Question

Determine the convergence of the given series. State the test used; more than one test may be appropriate. $$\sum_{n=1}^{\infty} \frac{n !}{10^{n}}$$

Short answer

The series diverges by the Ratio Test.

Step-by-step solution

Understand the Series

We are given the series \( \sum_{n=1}^{\infty} \frac{n!}{10^n} \). Our goal is to determine if this series converges or diverges. This is a series composed of factorials, which grow very quickly.

Choose an Appropriate Test

For series involving factorials, the Ratio Test is generally effective because factorial growth can be easily compared to exponential terms like \(10^n\).

Apply the Ratio Test

The Ratio Test involves finding the limit of \(\left| \frac{a_{n+1}}{a_n} \right|\) as \(n \to \infty\). Here, \(a_n = \frac{n!}{10^n}\), and we compute:\[\frac{a_{n+1}}{a_n} = \frac{(n+1)! / 10^{n+1}}{n! / 10^n} = \frac{(n+1) \cdot 10^n}{10^{n+1}}\]\[= \frac{n+1}{10}\]

Evaluate the Limit

Now compute the limit:\[\lim_{n \to \infty} \frac{n+1}{10} = \lim_{n \to \infty} \left( \frac{n}{10} + \frac{1}{10} \right) = \infty\]Since the limit is \(\infty\), which is greater than 1, the series diverges according to the Ratio Test.

Conclude on Convergence

Given that the Ratio Test gives a result of \(\infty\) (greater than 1), the series \( \sum_{n=1}^{\infty} \frac{n!}{10^n} \) diverges. The rapidly increasing factorial \(n!\) overtakes the exponential growth of \(10^n\).

Key concepts

Ratio Test

The Ratio Test is a powerful tool for determining whether a series converges or diverges. This test is especially useful for series that involve factorials or exponential terms.
To apply the Ratio Test, you calculate the limit:\[L = \lim_{n \to \infty} \left| \frac{a_{n+1}}{a_n} \right|\]- If \( L < 1 \), the series converges.- If \( L > 1 \) or \( L = \infty \), the series diverges.- If \( L = 1 \), the test is inconclusive, and further analysis is needed.

The Ratio Test works well with the factorial involved in our given series because factorial terms grow quickly. In this case, when we applied the Ratio Test, the result was \( \infty \), indicating that the series diverges since the ratio exceeds 1.

Factorial Growth

Factorial growth is a concept reflecting how quickly numbers can increase when expressed in factorial form, denoted as \(n!\).
- A factorial of a non-negative integer \( n \) is the product of all positive integers less than or equal to \( n \).- For example, \(5! = 5 \times 4 \times 3 \times 2 \times 1 = 120\).

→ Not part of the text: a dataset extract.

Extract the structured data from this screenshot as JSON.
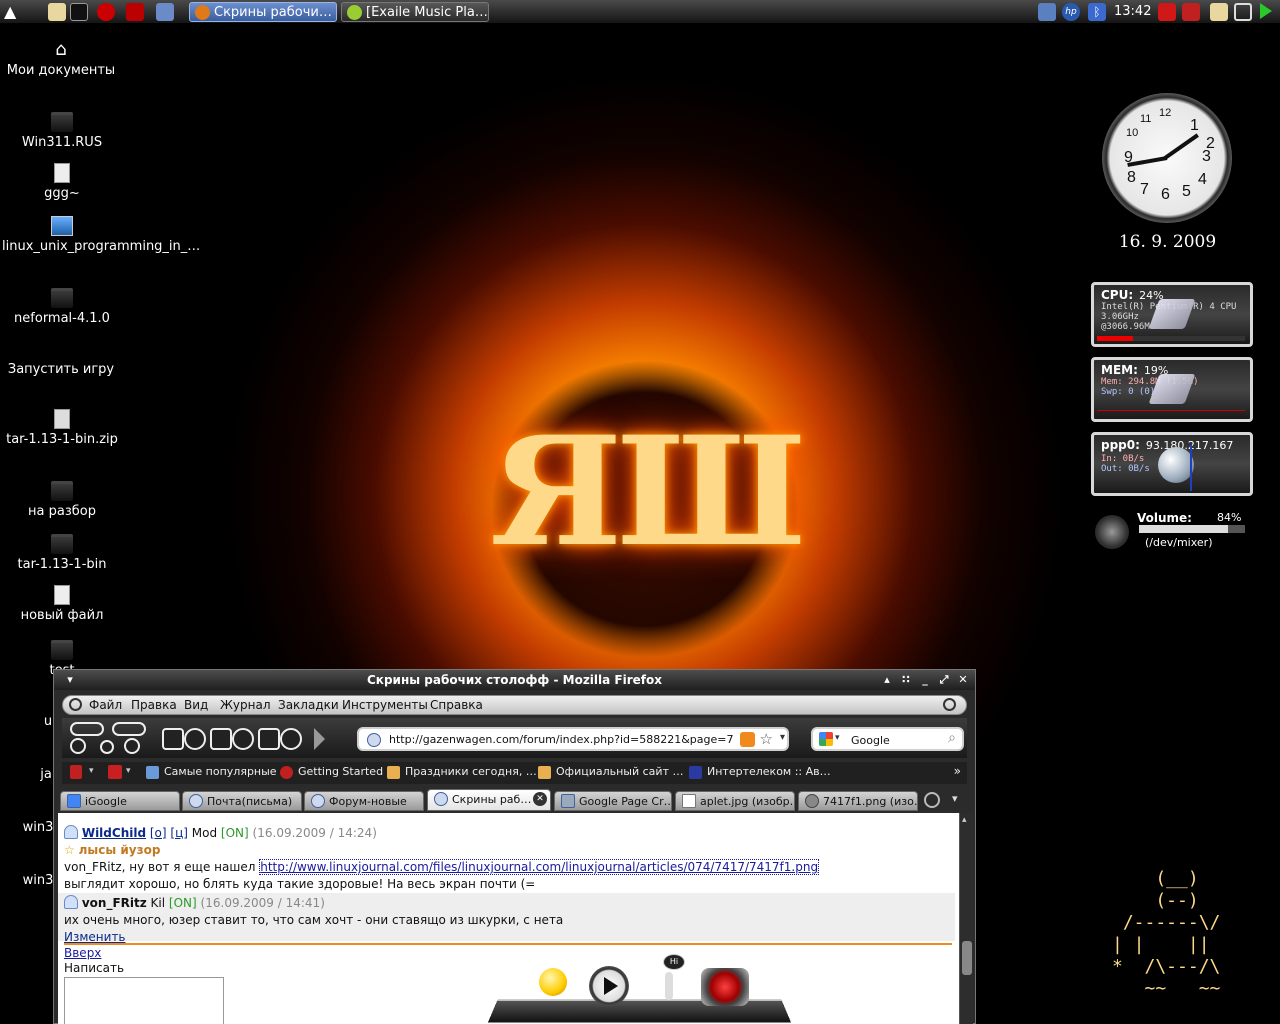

Factorials grow at a staggering rate compared to polynomials or even exponential functions. This rapid growth makes it easy for factorials like \(n!\) to overpower other terms in a series. In the exercise, the factorial in the numerator \( n! \) exponentially increases, which contributes heavily to the divergence of the series. When compared to the exponential term in the denominator \(10^n\), the factorial outpaces it, leading to the conclusion that the series diverges. Understanding factorial growth is crucial when analyzing series with large terms.

Divergence of Series

The divergence of a series occurs when the sum of its terms does not approach a finite limit as the number of terms goes to infinity. If a series is divergent, its terms add up indefinitely rather than settling to a specific value.

There are several tests for checking divergence, and choosing the right one depends on the series form. In this example, the Ratio Test was chosen because it effectively handles the combination of factorial and exponential elements. The key takeaway is that if the test results in a value greater than 1 or approaches infinity, as we saw here, the series is confirmed to be divergent.

Divergence can signal that a series accumulates faster than expected, often indicating rapid growth of its terms like in our factorial scenario. Recognizing divergence helps in understanding the behavior of infinite series, which is fundamental in higher mathematics.